Richard Ngo: You don’t have a specific argument about utility functions and their relationship to AGIs in a precise, technical way. Instead, it’s more like utility functions are like a pointer towards the type of later theory that will give us a much more precise understanding of how to think about intelligence and agency and AGIs pursuing goals and so on. And to Eliezer, it seems like we’ve got a bunch of different handles on what the shape of this larger scale theory might look like, but he can’t really explain it in precise terms. It’s maybe in the same way that for any other scientific theory, before you latch onto it, you can only gesture towards a bunch of different intuitions that you have and be like, “Hey guys, there are these links between them that I can’t make precise or rigorous or formal at this point.”

In my opinion the relevant detail is that we were not able to prevent the Soviets from getting the bomb. It took them all of about 3 years. It'll take China, Russia, open source hackers et al about 18 months max to replicate AGI once it arrives. So much for your decisive strategic advantage.

Nuclear technology is hours away from reducing the value of all human civilization by 10%, and for all we knew that figure could have been 100%. That’s the nuclear threat. I wouldn’t even classify that as a “geopolitical” threat. The fact that Soviet nuclear technology pretty quickly became comparable to US nuclear technology isn’t the most salient fact in the story. The story is that research got really close, and is still really close, to releasing hell, and the door to hell looks generally pretty easy to open.

18 months is more than enough to get a DSA if AGI turns out anything we fear (that is, something really powerful and difficult to control, probably arriving fast at such state through an intelligence explosion).

In fact, I'd even argue 18 days might be enough. AI is already beginning to solve protein folding (Alphafold). If it progresses from there and builds a nanosystem, that's more than enough to get a DSA aka take over the world. We currently see AIs like MuZero learning in hours what would take a lifetime for a human to learn, so it wouldn't surprise me an advanced AI solving advanced nanotech in a few days.

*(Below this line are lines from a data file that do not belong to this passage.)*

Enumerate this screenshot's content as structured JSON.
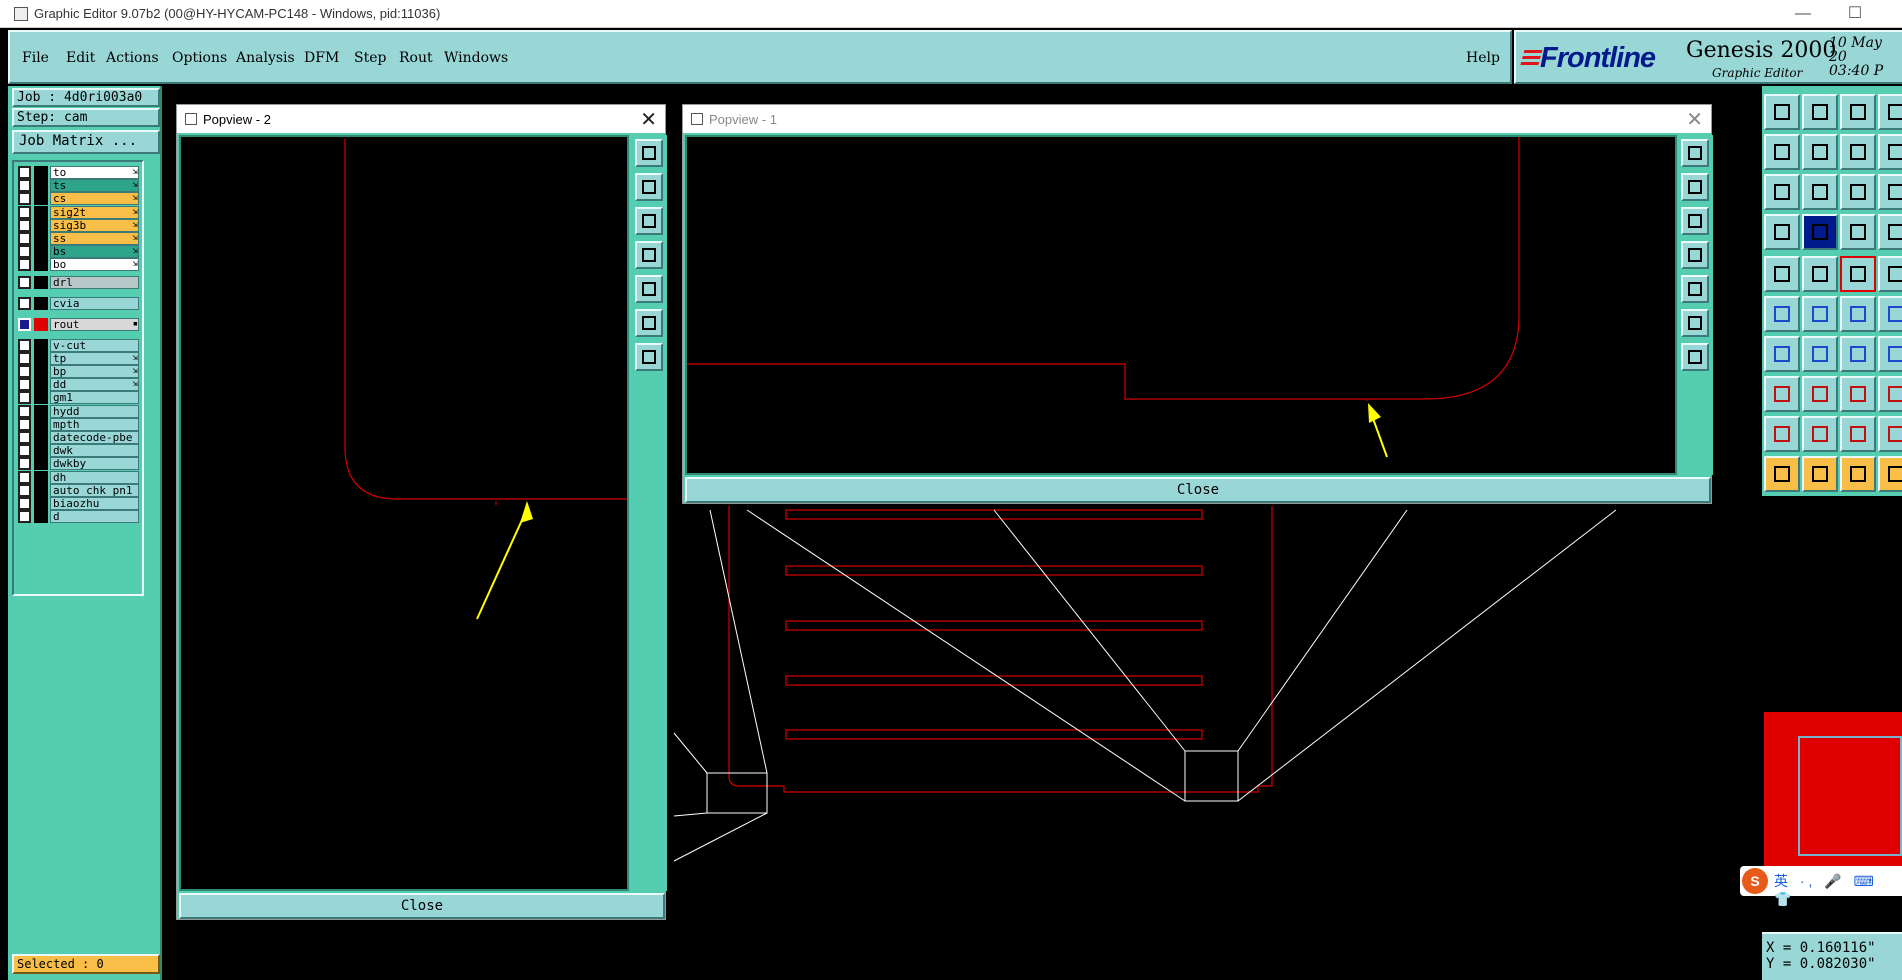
{
  "window": {
    "title": "Graphic Editor 9.07b2 (00@HY-HYCAM-PC148 - Windows, pid:11036)",
    "minimize_glyph": "—",
    "maximize_glyph": "☐",
    "close_glyph": "✕"
  },
  "menu": {
    "items": [
      "File",
      "Edit",
      "Actions",
      "Options",
      "Analysis",
      "DFM",
      "Step",
      "Rout",
      "Windows"
    ],
    "help": "Help"
  },
  "brand": {
    "logo": "Frontline",
    "product": "Genesis 2000",
    "subtitle": "Graphic Editor",
    "date_line1": "10 May 20",
    "date_line2": "03:40 P"
  },
  "job": {
    "job_label": "Job : 4d0ri003a0",
    "step_label": "Step: cam",
    "matrix_button": "Job Matrix ..."
  },
  "layers": [
    {
      "name": "to",
      "color": "#ffffff",
      "arrow": "⇲"
    },
    {
      "name": "ts",
      "color": "#2ea58a",
      "arrow": "⇲"
    },
    {
      "name": "cs",
      "color": "#f9be47",
      "arrow": "⇲"
    },
    {
      "name": "sig2t",
      "color": "#f9be47",
      "arrow": "⇲"
    },
    {
      "name": "sig3b",
      "color": "#f9be47",
      "arrow": "⇲"
    },
    {
      "name": "ss",
      "color": "#f9be47",
      "arrow": "⇲"
    },
    {
      "name": "bs",
      "color": "#2ea58a",
      "arrow": "⇲"
    },
    {
      "name": "bo",
      "color": "#ffffff",
      "arrow": "⇲"
    },
    {
      "name": "drl",
      "color": "#b8c8c8",
      "arrow": ""
    },
    {
      "name": "cvia",
      "color": "#99d7d7",
      "arrow": ""
    },
    {
      "name": "rout",
      "color": "#d8d8d8",
      "arrow": "▪"
    },
    {
      "name": "v-cut",
      "color": "#99d7d7",
      "arrow": ""
    },
    {
      "name": "tp",
      "color": "#99d7d7",
      "arrow": "⇲"
    },
    {
      "name": "bp",
      "color": "#99d7d7",
      "arrow": "⇲"
    },
    {
      "name": "dd",
      "color": "#99d7d7",
      "arrow": "⇲"
    },
    {
      "name": "gm1",
      "color": "#99d7d7",
      "arrow": ""
    },
    {
      "name": "hydd",
      "color": "#99d7d7",
      "arrow": ""
    },
    {
      "name": "mpth",
      "color": "#99d7d7",
      "arrow": ""
    },
    {
      "name": "datecode-pbe",
      "color": "#99d7d7",
      "arrow": ""
    },
    {
      "name": "dwk",
      "color": "#99d7d7",
      "arrow": ""
    },
    {
      "name": "dwkby",
      "color": "#99d7d7",
      "arrow": ""
    },
    {
      "name": "dh",
      "color": "#99d7d7",
      "arrow": ""
    },
    {
      "name": "auto_chk_pn1",
      "color": "#99d7d7",
      "arrow": ""
    },
    {
      "name": "biaozhu",
      "color": "#99d7d7",
      "arrow": ""
    },
    {
      "name": "d",
      "color": "#99d7d7",
      "arrow": ""
    }
  ],
  "status": {
    "selected": "Selected : 0",
    "x": "X = 0.160116\"",
    "y": "Y = 0.082030\""
  },
  "popview2": {
    "title": "Popview - 2",
    "close_label": "Close",
    "close_glyph": "✕"
  },
  "popview1": {
    "title": "Popview - 1",
    "close_label": "Close",
    "close_glyph": "✕"
  },
  "ime": {
    "logo": "S",
    "text": "英 ·, 🎤 ⌨ 👕"
  },
  "colors": {
    "panel_teal": "#99d7d7",
    "panel_green": "#55cdb0",
    "rout_red": "#d40000",
    "arrow_yellow": "#ffff00",
    "outline_white": "#ffffff"
  }
}
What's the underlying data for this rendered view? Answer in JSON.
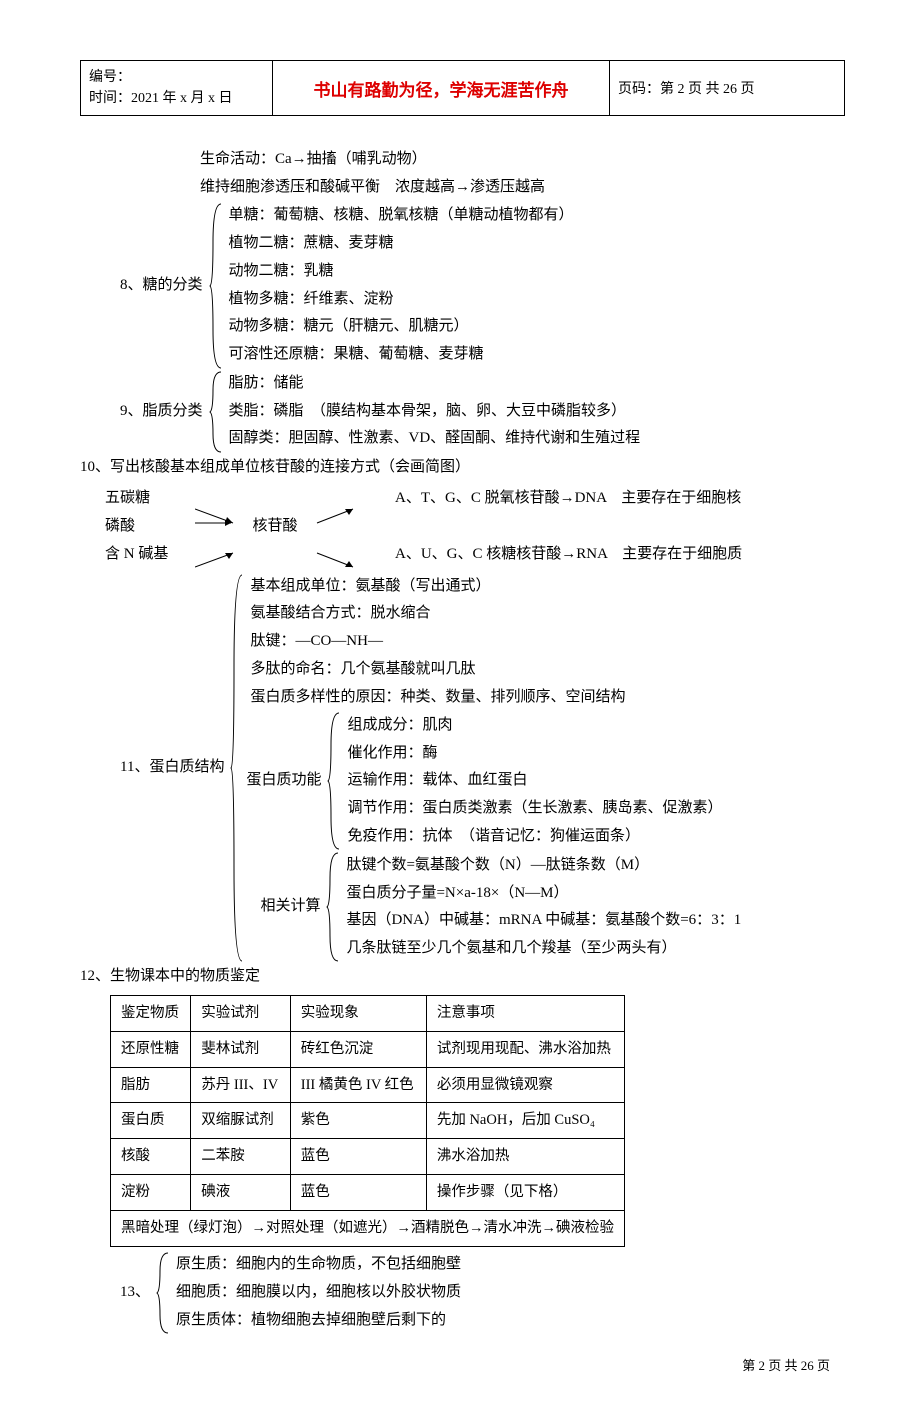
{
  "header": {
    "left_line1": "编号：",
    "left_line2": "时间：2021 年 x 月 x 日",
    "mid": "书山有路勤为径，学海无涯苦作舟",
    "right": "页码：第 2 页 共 26 页"
  },
  "pre_lines": [
    "生命活动：Ca→抽搐（哺乳动物）",
    "维持细胞渗透压和酸碱平衡　浓度越高→渗透压越高"
  ],
  "item8": {
    "label": "8、糖的分类",
    "lines": [
      "单糖：葡萄糖、核糖、脱氧核糖（单糖动植物都有）",
      "植物二糖：蔗糖、麦芽糖",
      "动物二糖：乳糖",
      "植物多糖：纤维素、淀粉",
      "动物多糖：糖元（肝糖元、肌糖元）",
      "可溶性还原糖：果糖、葡萄糖、麦芽糖"
    ]
  },
  "item9": {
    "label": "9、脂质分类",
    "lines": [
      "脂肪：储能",
      "类脂：磷脂　（膜结构基本骨架，脑、卵、大豆中磷脂较多）",
      "固醇类：胆固醇、性激素、VD、醛固酮、维持代谢和生殖过程"
    ]
  },
  "item10": {
    "title": "10、写出核酸基本组成单位核苷酸的连接方式（会画简图）",
    "left1": "五碳糖",
    "left2": "磷酸",
    "left3": "含 N 碱基",
    "mid": "核苷酸",
    "right1": "A、T、G、C 脱氧核苷酸→DNA　主要存在于细胞核",
    "right2": "A、U、G、C 核糖核苷酸→RNA　主要存在于细胞质"
  },
  "item11": {
    "label": "11、蛋白质结构",
    "top_lines": [
      "基本组成单位：氨基酸（写出通式）",
      "氨基酸结合方式：脱水缩合",
      "肽键：—CO—NH—",
      "多肽的命名：几个氨基酸就叫几肽",
      "蛋白质多样性的原因：种类、数量、排列顺序、空间结构"
    ],
    "func_label": "蛋白质功能",
    "func_lines": [
      "组成成分：肌肉",
      "催化作用：酶",
      "运输作用：载体、血红蛋白",
      "调节作用：蛋白质类激素（生长激素、胰岛素、促激素）",
      "免疫作用：抗体　（谐音记忆：狗催运面条）"
    ],
    "calc_label": "相关计算",
    "calc_lines": [
      "肽键个数=氨基酸个数（N）—肽链条数（M）",
      "蛋白质分子量=N×a-18×（N—M）",
      "基因（DNA）中碱基：mRNA 中碱基：氨基酸个数=6：3：1",
      "几条肽链至少几个氨基和几个羧基（至少两头有）"
    ]
  },
  "item12": {
    "title": "12、生物课本中的物质鉴定",
    "headers": [
      "鉴定物质",
      "实验试剂",
      "实验现象",
      "注意事项"
    ],
    "rows": [
      [
        "还原性糖",
        "斐林试剂",
        "砖红色沉淀",
        "试剂现用现配、沸水浴加热"
      ],
      [
        "脂肪",
        "苏丹 III、IV",
        "III 橘黄色 IV 红色",
        "必须用显微镜观察"
      ],
      [
        "蛋白质",
        "双缩脲试剂",
        "紫色",
        "先加 NaOH，后加 CuSO₄"
      ],
      [
        "核酸",
        "二苯胺",
        "蓝色",
        "沸水浴加热"
      ],
      [
        "淀粉",
        "碘液",
        "蓝色",
        "操作步骤（见下格）"
      ]
    ],
    "bottom_row": "黑暗处理（绿灯泡）→对照处理（如遮光）→酒精脱色→清水冲洗→碘液检验"
  },
  "item13": {
    "label": "13、",
    "lines": [
      "原生质：细胞内的生命物质，不包括细胞壁",
      "细胞质：细胞膜以内，细胞核以外胶状物质",
      "原生质体：植物细胞去掉细胞壁后剩下的"
    ]
  },
  "footer": "第 2 页 共 26 页"
}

Whether the first AGI will be aligned or not is way more concerning. Not because who gets there first isn't also extremely important. Only because getting there first is the "easy" part.

I don't really think advanced AI can be compared to atomic bombs. The former is a way more explosive technology, pun intended.

Also the sun has incredibly low power density. This would not let you infer you could release enormous bursts of energy all at once.

As this essay is actually being written in a world where nuclear weapons are a thing, it becomes easy to cherry-pick the example of nuclear weapons. I can think of a number of things for which the catastrophist could have made a similar argument in the 19th century and just been wrong, like expecting everyone to get personal jetpacks, or to be able to routinely travel to Mars..

The debate continues on whether anti-matter bombs are possible or pose additional worrying dynamics.

The only good reference I know on that is the Gsponer Fourth Generation book, covering "subcritical fission-burn, magnetic compression, superheavy elements, antimatter, nuclear isomers, metallic hydrogen and superlasers"; the antimatter section discusses uses for things like H-bomb triggers & subcritical micro-nukes. Is there something more recent or better on anti-matter bombs?

Would the appropriate analogy to agents be that humans are a qualitatively different type of agent compared to animals and basic RL agents, and thus we should expect that there will be a fundamental discontinuity between what we have so far, and conscious agents?